Saul was undaunted. He'd already overcome a catastrophic knee injury at Michigan State, where Saul and his twin brother, Ron, had earned All-America honors, Rich as a linebacker and Ron as an offensive linemen. That the two would combine to play 318 regular-season games came as an upset following Rich's injury.
"The only thing holding the upper leg to the lower leg was the skin," Olsen said. "It is amazing he got to play in the NFL. He would describe that as a miracle surgery performed by Dr. Lanny Johnson."

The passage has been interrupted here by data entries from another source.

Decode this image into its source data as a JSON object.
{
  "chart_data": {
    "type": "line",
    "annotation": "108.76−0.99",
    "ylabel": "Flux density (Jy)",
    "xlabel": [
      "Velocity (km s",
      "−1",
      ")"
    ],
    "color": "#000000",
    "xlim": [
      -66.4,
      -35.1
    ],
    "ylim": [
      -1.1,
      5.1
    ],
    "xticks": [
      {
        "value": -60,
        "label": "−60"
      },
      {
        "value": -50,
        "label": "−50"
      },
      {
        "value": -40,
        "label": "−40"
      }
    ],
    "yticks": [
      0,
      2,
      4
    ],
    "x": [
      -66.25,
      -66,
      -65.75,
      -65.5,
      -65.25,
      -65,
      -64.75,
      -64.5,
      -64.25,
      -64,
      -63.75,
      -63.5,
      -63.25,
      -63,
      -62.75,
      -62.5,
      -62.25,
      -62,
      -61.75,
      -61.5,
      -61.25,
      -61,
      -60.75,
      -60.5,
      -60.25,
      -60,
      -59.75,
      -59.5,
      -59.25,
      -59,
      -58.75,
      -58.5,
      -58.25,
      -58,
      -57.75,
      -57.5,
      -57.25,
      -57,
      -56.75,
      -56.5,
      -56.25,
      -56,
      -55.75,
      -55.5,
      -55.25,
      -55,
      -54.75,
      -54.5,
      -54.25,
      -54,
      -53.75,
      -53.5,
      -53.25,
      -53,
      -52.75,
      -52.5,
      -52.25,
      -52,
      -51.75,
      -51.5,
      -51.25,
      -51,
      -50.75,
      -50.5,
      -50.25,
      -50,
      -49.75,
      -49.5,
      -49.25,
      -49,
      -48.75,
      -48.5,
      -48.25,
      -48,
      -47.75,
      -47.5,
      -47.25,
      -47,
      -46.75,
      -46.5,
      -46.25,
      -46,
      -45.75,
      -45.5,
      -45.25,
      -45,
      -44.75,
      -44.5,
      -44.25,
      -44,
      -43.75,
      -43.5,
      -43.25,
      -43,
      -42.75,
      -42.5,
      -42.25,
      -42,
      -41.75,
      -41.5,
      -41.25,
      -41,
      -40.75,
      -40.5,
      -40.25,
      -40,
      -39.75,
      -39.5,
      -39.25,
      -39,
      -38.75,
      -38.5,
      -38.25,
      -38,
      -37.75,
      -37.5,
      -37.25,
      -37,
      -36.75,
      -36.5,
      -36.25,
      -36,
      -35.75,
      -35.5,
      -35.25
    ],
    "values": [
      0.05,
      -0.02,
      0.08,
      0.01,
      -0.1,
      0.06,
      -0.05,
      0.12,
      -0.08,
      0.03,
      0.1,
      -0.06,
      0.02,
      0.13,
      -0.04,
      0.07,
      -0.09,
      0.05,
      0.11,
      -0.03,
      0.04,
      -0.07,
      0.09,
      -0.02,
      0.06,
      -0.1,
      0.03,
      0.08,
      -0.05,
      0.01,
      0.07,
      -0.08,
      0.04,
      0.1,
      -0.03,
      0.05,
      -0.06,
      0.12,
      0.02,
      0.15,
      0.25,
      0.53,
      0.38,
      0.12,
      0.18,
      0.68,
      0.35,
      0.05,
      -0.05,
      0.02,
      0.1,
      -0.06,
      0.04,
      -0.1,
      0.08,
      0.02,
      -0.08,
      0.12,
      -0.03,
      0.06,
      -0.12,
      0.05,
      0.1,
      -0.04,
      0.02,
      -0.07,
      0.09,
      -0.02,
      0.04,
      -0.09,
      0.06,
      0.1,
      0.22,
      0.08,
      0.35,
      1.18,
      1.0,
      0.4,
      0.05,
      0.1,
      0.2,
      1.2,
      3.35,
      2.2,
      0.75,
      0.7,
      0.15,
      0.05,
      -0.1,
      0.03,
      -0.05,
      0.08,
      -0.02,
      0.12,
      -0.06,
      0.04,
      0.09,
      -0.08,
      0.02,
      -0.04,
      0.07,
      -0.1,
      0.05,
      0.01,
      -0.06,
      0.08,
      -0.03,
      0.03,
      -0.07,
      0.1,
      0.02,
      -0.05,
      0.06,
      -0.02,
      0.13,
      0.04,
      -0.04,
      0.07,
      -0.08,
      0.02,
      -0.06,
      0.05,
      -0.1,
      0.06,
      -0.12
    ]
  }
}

Youngblood went to seven consecutive Pro Bowls and set a standard for grit by playing through the 1979 postseason, including the Super Bowl, with a broken fibula.
Former Rams guard Dennis Harrah aptly called Youngblood the "John Wayne" of professional football. Even John Wayne knew to pick his spots in practice.

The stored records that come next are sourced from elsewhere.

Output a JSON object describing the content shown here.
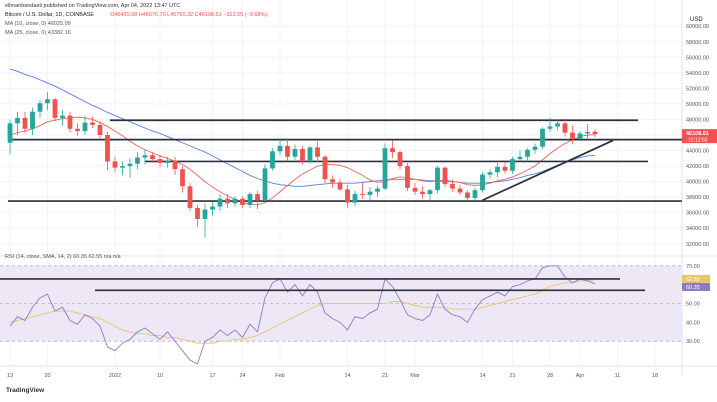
{
  "header": {
    "publisher": "ellmanbandaeli published on TradingView.com, Apr 04, 2022 13:47 UTC",
    "symbol": "Bitcoin / U.S. Dollar, 1D, COINBASE",
    "ohlc": "O46420.08 H46676.70 L45760.32 C46108.61 −313.55 (−0.68%)",
    "ma10": "MA (10, close, 0)  46025.09",
    "ma25": "MA (25, close, 0)  43382.16",
    "rsi": "RSI (14, close, SMA, 14, 2)  60.35  62.55  n/a  n/a",
    "currency": "USD",
    "footer": "TradingView"
  },
  "colors": {
    "up": "#26a69a",
    "down": "#ef5350",
    "ma10": "#e2655f",
    "ma25": "#5b7ee0",
    "rsi": "#8e7cc3",
    "rsi_ma": "#e8c46a",
    "rsi_band": "#ede7f6",
    "last_price_bg": "#ef5350",
    "trendline": "#2b2f3a"
  },
  "chart_data": [
    {
      "type": "line",
      "title": "Bitcoin / U.S. Dollar, 1D, COINBASE",
      "candles": [
        [
          45,
          48,
          43.5,
          47.5
        ],
        [
          47.5,
          49,
          46,
          48.2
        ],
        [
          48.2,
          49,
          46.3,
          46.8
        ],
        [
          46.8,
          49.5,
          46,
          49.0
        ],
        [
          49,
          50.5,
          48.2,
          50.1
        ],
        [
          50.1,
          51.5,
          49.2,
          50.6
        ],
        [
          50.6,
          50.8,
          47.8,
          48.2
        ],
        [
          48.2,
          49.2,
          47.2,
          48.5
        ],
        [
          48.5,
          49,
          46.3,
          46.8
        ],
        [
          46.8,
          47.5,
          45.9,
          46.5
        ],
        [
          46.5,
          48.5,
          46,
          47.6
        ],
        [
          47.6,
          48.4,
          46.9,
          47.3
        ],
        [
          47.3,
          47.8,
          45.6,
          46.0
        ],
        [
          46.0,
          46.4,
          41.5,
          42.6
        ],
        [
          42.6,
          43.2,
          41.2,
          41.8
        ],
        [
          41.8,
          42.6,
          40.8,
          42.0
        ],
        [
          42,
          43,
          40.5,
          42.3
        ],
        [
          42.3,
          43.8,
          41.6,
          43.1
        ],
        [
          43.1,
          44.2,
          42.2,
          43.4
        ],
        [
          43.4,
          43.8,
          42.4,
          42.9
        ],
        [
          42.9,
          43.4,
          41.9,
          42.4
        ],
        [
          42.4,
          43.2,
          41.8,
          42.7
        ],
        [
          42.7,
          43.2,
          40.9,
          41.6
        ],
        [
          41.6,
          42,
          38.6,
          39.4
        ],
        [
          39.4,
          39.8,
          36.2,
          36.6
        ],
        [
          36.6,
          37,
          34.2,
          35.2
        ],
        [
          35.2,
          37.2,
          32.8,
          36.4
        ],
        [
          36.4,
          37.4,
          35.6,
          36.8
        ],
        [
          36.8,
          38.4,
          36.2,
          37.8
        ],
        [
          37.8,
          38.4,
          36.6,
          37.2
        ],
        [
          37.2,
          38.1,
          36.8,
          37.8
        ],
        [
          37.8,
          38.1,
          36.6,
          37.0
        ],
        [
          37,
          38.7,
          36.6,
          38.4
        ],
        [
          38.4,
          38.8,
          36.5,
          37.6
        ],
        [
          37.6,
          42.2,
          37.3,
          41.7
        ],
        [
          41.7,
          44.3,
          41.4,
          43.9
        ],
        [
          43.9,
          45.6,
          43.4,
          44.6
        ],
        [
          44.6,
          45.6,
          42.6,
          43.2
        ],
        [
          43.2,
          44.8,
          42.8,
          44.2
        ],
        [
          44.2,
          44.6,
          42.2,
          42.6
        ],
        [
          42.6,
          44.6,
          42.3,
          44.4
        ],
        [
          44.4,
          45.2,
          42.5,
          43.2
        ],
        [
          43.2,
          43.4,
          39.8,
          40.3
        ],
        [
          40.3,
          40.8,
          39.2,
          39.9
        ],
        [
          39.9,
          40.4,
          38.8,
          39.0
        ],
        [
          39,
          39.6,
          36.6,
          37.3
        ],
        [
          37.3,
          38.8,
          36.8,
          38.4
        ],
        [
          38.4,
          39.9,
          37.8,
          38.3
        ],
        [
          38.3,
          39.3,
          37.6,
          38.7
        ],
        [
          38.7,
          39.5,
          38.0,
          39.1
        ],
        [
          39.1,
          44.9,
          38.9,
          44.3
        ],
        [
          44.3,
          45.3,
          43.0,
          43.8
        ],
        [
          43.8,
          44.0,
          41.6,
          42.0
        ],
        [
          42,
          42.4,
          38.8,
          39.2
        ],
        [
          39.2,
          39.8,
          38.3,
          38.7
        ],
        [
          38.7,
          39.4,
          37.8,
          38.4
        ],
        [
          38.4,
          39.1,
          37.6,
          38.9
        ],
        [
          38.9,
          42.0,
          38.5,
          41.8
        ],
        [
          41.8,
          41.9,
          39.3,
          39.7
        ],
        [
          39.7,
          40.3,
          38.7,
          39.1
        ],
        [
          39.1,
          39.6,
          38.3,
          38.6
        ],
        [
          38.6,
          38.9,
          37.6,
          37.9
        ],
        [
          37.9,
          39.2,
          37.5,
          38.9
        ],
        [
          38.9,
          41.2,
          38.6,
          40.9
        ],
        [
          40.9,
          41.6,
          40.4,
          41.2
        ],
        [
          41.2,
          42.4,
          40.6,
          41.9
        ],
        [
          41.9,
          42.5,
          41.0,
          41.4
        ],
        [
          41.4,
          43.2,
          41.0,
          42.9
        ],
        [
          42.9,
          44.0,
          42.6,
          43.2
        ],
        [
          43.2,
          44.3,
          42.6,
          44.1
        ],
        [
          44.1,
          44.9,
          43.6,
          44.5
        ],
        [
          44.5,
          47.0,
          44.2,
          46.8
        ],
        [
          46.8,
          48.2,
          46.4,
          47.1
        ],
        [
          47.1,
          48.0,
          46.6,
          47.5
        ],
        [
          47.5,
          48.1,
          45.8,
          46.3
        ],
        [
          46.3,
          47.2,
          44.8,
          45.5
        ],
        [
          45.5,
          46.5,
          45.2,
          46.2
        ],
        [
          46.2,
          47.4,
          45.4,
          46.4
        ],
        [
          46.42,
          46.68,
          45.76,
          46.11
        ]
      ],
      "ma10": [
        46,
        46.3,
        46.5,
        46.8,
        47.2,
        47.7,
        47.9,
        48.1,
        48.2,
        48.3,
        48.2,
        48.0,
        47.6,
        47.1,
        46.5,
        45.9,
        45.2,
        44.6,
        44.1,
        43.7,
        43.3,
        43.0,
        42.6,
        42.2,
        41.6,
        40.8,
        40.0,
        39.3,
        38.7,
        38.2,
        37.7,
        37.3,
        37.1,
        37.0,
        37.3,
        37.9,
        38.7,
        39.5,
        40.3,
        41.0,
        41.5,
        42.0,
        42.2,
        42.2,
        42.1,
        41.8,
        41.3,
        40.8,
        40.2,
        39.9,
        40.0,
        40.4,
        40.6,
        40.5,
        40.3,
        40.1,
        40.0,
        40.1,
        40.2,
        40.0,
        39.9,
        39.6,
        39.5,
        39.6,
        39.8,
        40.1,
        40.3,
        40.6,
        41.0,
        41.5,
        42.0,
        42.8,
        43.6,
        44.3,
        44.9,
        45.4,
        45.8,
        46.0,
        46.03
      ],
      "ma25": [
        54.5,
        54.2,
        53.8,
        53.5,
        53.1,
        52.7,
        52.3,
        51.8,
        51.3,
        50.8,
        50.3,
        49.8,
        49.4,
        48.9,
        48.5,
        48.1,
        47.7,
        47.3,
        46.9,
        46.5,
        46.2,
        45.8,
        45.4,
        45.0,
        44.6,
        44.2,
        43.8,
        43.3,
        42.8,
        42.3,
        41.8,
        41.3,
        40.8,
        40.4,
        40.1,
        39.8,
        39.6,
        39.5,
        39.4,
        39.4,
        39.5,
        39.6,
        39.7,
        39.8,
        39.8,
        39.8,
        39.8,
        39.9,
        40.0,
        40.1,
        40.2,
        40.3,
        40.3,
        40.3,
        40.3,
        40.2,
        40.1,
        40.1,
        40.0,
        40.0,
        39.9,
        39.8,
        39.8,
        39.8,
        39.9,
        40.0,
        40.1,
        40.3,
        40.5,
        40.8,
        41.0,
        41.3,
        41.7,
        42.1,
        42.5,
        42.8,
        43.1,
        43.3,
        43.38
      ],
      "horizontal_levels": [
        47.9,
        45.4,
        42.6,
        37.5
      ],
      "trendline": [
        [
          63,
          37.6
        ],
        [
          78,
          45.3
        ]
      ],
      "y_axis_labels": [
        "60000.00",
        "58000.00",
        "56000.00",
        "54000.00",
        "52000.00",
        "50000.00",
        "48000.00",
        "46000.00",
        "44000.00",
        "42000.00",
        "40000.00",
        "38000.00",
        "36000.00",
        "34000.00",
        "32000.00"
      ],
      "last_price": "46108.61",
      "countdown": "10:12:50",
      "x_tick_labels": [
        {
          "idx": 0,
          "label": "13"
        },
        {
          "idx": 5,
          "label": "20"
        },
        {
          "idx": 14,
          "label": "2022"
        },
        {
          "idx": 20,
          "label": "10"
        },
        {
          "idx": 27,
          "label": "17"
        },
        {
          "idx": 31,
          "label": "24"
        },
        {
          "idx": 36,
          "label": "Feb"
        },
        {
          "idx": 45,
          "label": "14"
        },
        {
          "idx": 50,
          "label": "21"
        },
        {
          "idx": 54,
          "label": "Mar"
        },
        {
          "idx": 63,
          "label": "14"
        },
        {
          "idx": 67,
          "label": "21"
        },
        {
          "idx": 72,
          "label": "28"
        },
        {
          "idx": 76,
          "label": "Apr"
        },
        {
          "idx": 81,
          "label": "11"
        },
        {
          "idx": 86,
          "label": "18"
        }
      ]
    },
    {
      "type": "line",
      "title": "RSI (14, close, SMA, 14, 2)",
      "rsi": [
        38,
        43,
        41,
        48,
        53,
        55,
        46,
        48,
        41,
        39,
        44,
        42,
        38,
        27,
        25,
        29,
        31,
        35,
        37,
        34,
        31,
        35,
        30,
        25,
        20,
        18,
        30,
        32,
        36,
        33,
        36,
        32,
        39,
        35,
        53,
        61,
        63,
        56,
        60,
        54,
        60,
        56,
        45,
        42,
        40,
        36,
        43,
        42,
        45,
        47,
        63,
        59,
        52,
        44,
        42,
        41,
        44,
        55,
        47,
        44,
        43,
        40,
        47,
        52,
        54,
        56,
        54,
        59,
        60,
        62,
        63,
        69,
        70,
        70,
        64,
        61,
        63,
        62,
        60.35
      ],
      "rsi_ma": [
        40,
        41,
        42,
        43,
        44,
        45,
        46,
        46,
        46,
        45,
        44,
        43,
        42,
        40,
        38,
        36,
        35,
        34,
        34,
        33,
        33,
        32,
        32,
        31,
        30,
        29,
        29,
        29,
        30,
        30,
        31,
        31,
        32,
        33,
        35,
        37,
        39,
        41,
        43,
        45,
        47,
        49,
        50,
        50,
        50,
        50,
        50,
        50,
        50,
        50,
        50,
        51,
        51,
        50,
        49,
        48,
        48,
        48,
        48,
        47,
        47,
        47,
        47,
        48,
        49,
        50,
        51,
        52,
        53,
        54,
        55,
        57,
        59,
        60,
        61,
        61,
        62,
        62,
        62.55
      ],
      "levels": [
        70,
        50,
        30
      ],
      "y_axis_labels": [
        "70.00",
        "60.00",
        "50.00",
        "40.00",
        "30.00"
      ],
      "horizontal_lines": [
        63,
        57
      ],
      "last_rsi": "60.35",
      "last_rsi_ma": "62.55"
    }
  ]
}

"I was a defensive end and Richie was a center, and I knew that I should not go in there because Rich Saul will hurt you if you go into his territory," Youngblood said. "There was many a linebacker in the league who did not like to see the schedule knowing they had to go see Rich Saul. That was going to be an all-day affair."
Former Rams video director Mickey Dukich once recounted for the Los Angeles Times a story of Saul, a former wrestler, applying a choke hold on teammate Butch Robertson, a six-time Pro Bowl choice at linebacker.

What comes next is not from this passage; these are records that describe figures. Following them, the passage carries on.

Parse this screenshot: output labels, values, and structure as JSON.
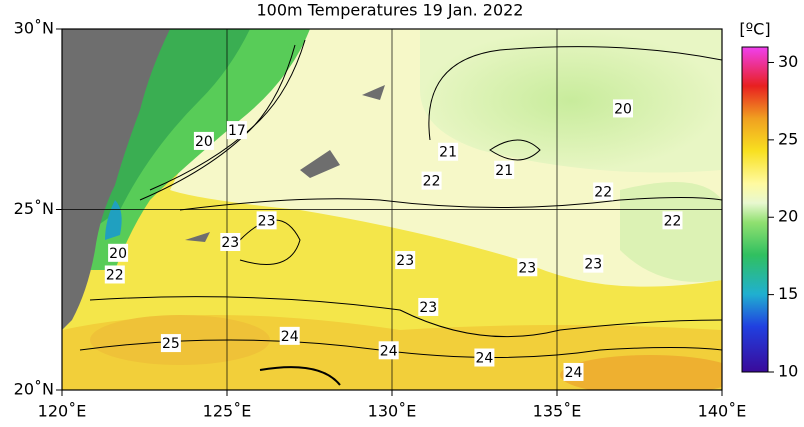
{
  "title": "100m Temperatures  19 Jan. 2022",
  "map": {
    "lon_range": [
      120,
      140
    ],
    "lat_range": [
      20,
      30
    ],
    "lon_ticks": [
      {
        "value": 120,
        "label": "120˚E"
      },
      {
        "value": 125,
        "label": "125˚E"
      },
      {
        "value": 130,
        "label": "130˚E"
      },
      {
        "value": 135,
        "label": "135˚E"
      },
      {
        "value": 140,
        "label": "140˚E"
      }
    ],
    "lat_ticks": [
      {
        "value": 20,
        "label": "20˚N"
      },
      {
        "value": 25,
        "label": "25˚N"
      },
      {
        "value": 30,
        "label": "30˚N"
      }
    ],
    "contour_labels": [
      {
        "value": 20,
        "lon": 137.0,
        "lat": 27.8
      },
      {
        "value": 21,
        "lon": 131.7,
        "lat": 26.6
      },
      {
        "value": 21,
        "lon": 133.4,
        "lat": 26.1
      },
      {
        "value": 22,
        "lon": 131.2,
        "lat": 25.8
      },
      {
        "value": 22,
        "lon": 136.4,
        "lat": 25.5
      },
      {
        "value": 22,
        "lon": 138.5,
        "lat": 24.7
      },
      {
        "value": 20,
        "lon": 124.3,
        "lat": 26.9
      },
      {
        "value": 17,
        "lon": 125.3,
        "lat": 27.2
      },
      {
        "value": 23,
        "lon": 126.2,
        "lat": 24.7
      },
      {
        "value": 23,
        "lon": 125.1,
        "lat": 24.1
      },
      {
        "value": 20,
        "lon": 121.7,
        "lat": 23.8
      },
      {
        "value": 22,
        "lon": 121.6,
        "lat": 23.2
      },
      {
        "value": 23,
        "lon": 130.4,
        "lat": 23.6
      },
      {
        "value": 23,
        "lon": 134.1,
        "lat": 23.4
      },
      {
        "value": 23,
        "lon": 136.1,
        "lat": 23.5
      },
      {
        "value": 23,
        "lon": 131.1,
        "lat": 22.3
      },
      {
        "value": 24,
        "lon": 126.9,
        "lat": 21.5
      },
      {
        "value": 25,
        "lon": 123.3,
        "lat": 21.3
      },
      {
        "value": 24,
        "lon": 129.9,
        "lat": 21.1
      },
      {
        "value": 24,
        "lon": 132.8,
        "lat": 20.9
      },
      {
        "value": 24,
        "lon": 135.5,
        "lat": 20.5
      }
    ]
  },
  "colorbar": {
    "unit": "[ºC]",
    "range": [
      10,
      31
    ],
    "ticks": [
      10,
      15,
      20,
      25,
      30
    ]
  }
}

"Butch passed out," Dukich told the Times for the 1987 piece. "Rich thought he had killed Butch."
Youngblood confirmed the basic details.
"Rich, there was a little conflict in the locker room and it resulted in, he didin't hurt the guy, but he did show that you didn't mess with Rich Saul," Youngblood said. "That was the message. Message was well received."
On the line
The Rams led the NFL in rushing with 2,799 yards during the 1980 season, a total surpassed just twice in subsequent years, by the 1984 Chicago Bears and 2006 Atlanta Falcons. The Rams ranked among the league leaders in that category throughout most of the 1970s, before and after Saul succeeded Ken Iman as the full-time center in 1975.
"[Saul] became an extremely proficient blocker on a team that still used primarily man-to-man blocking on defensive line stunts -- you never see this any more! -- and did a multitude of blocking combinations on running plays," Mack, an 11-time Pro Bowl choice with the Rams from 1966-1978, wrote in an email. "We could slip, slide, fold and cut block defenses as effectively as any team in football and we led the league in rushing. That alone proved he was both smart and a great athlete!"
Saul played 176 regular-season games and 12 playoff games, including the Super Bowl against Pittsburgh following the 1979 season, all for the Rams under four head coaches: Allen, Tommy Prothro, Knox and Ray Malavasi. He was one of three NFL players -- Jack Lambert and Robert Brazile were the others -- to earn Pro Bowl honors every season from 1976 through 1981.
Olsen recalled the famous quote from Jackie Robinson about a life lacking import except to the extent it has impacted the lives of others. He said Saul, who succeeded in finance and real estate following football, lived that ethic and cared more about what people thought of him off the field than on it.
"We used to talk about that a lot," Olsen said.
"He took great pride in being a father and a husband and a grandfather. ... He was always going to the hospital to talk to kids with cancer or to send a note or a card or a picture or go to speak to a group that needed something done. He was a very strong advocate for abused and battered children, very active with the Cancer Society and all those organizations that needed someone to stand up and speak on their behalf.
"That is how people will remember him, as a humanitarian, a good father, a good friend."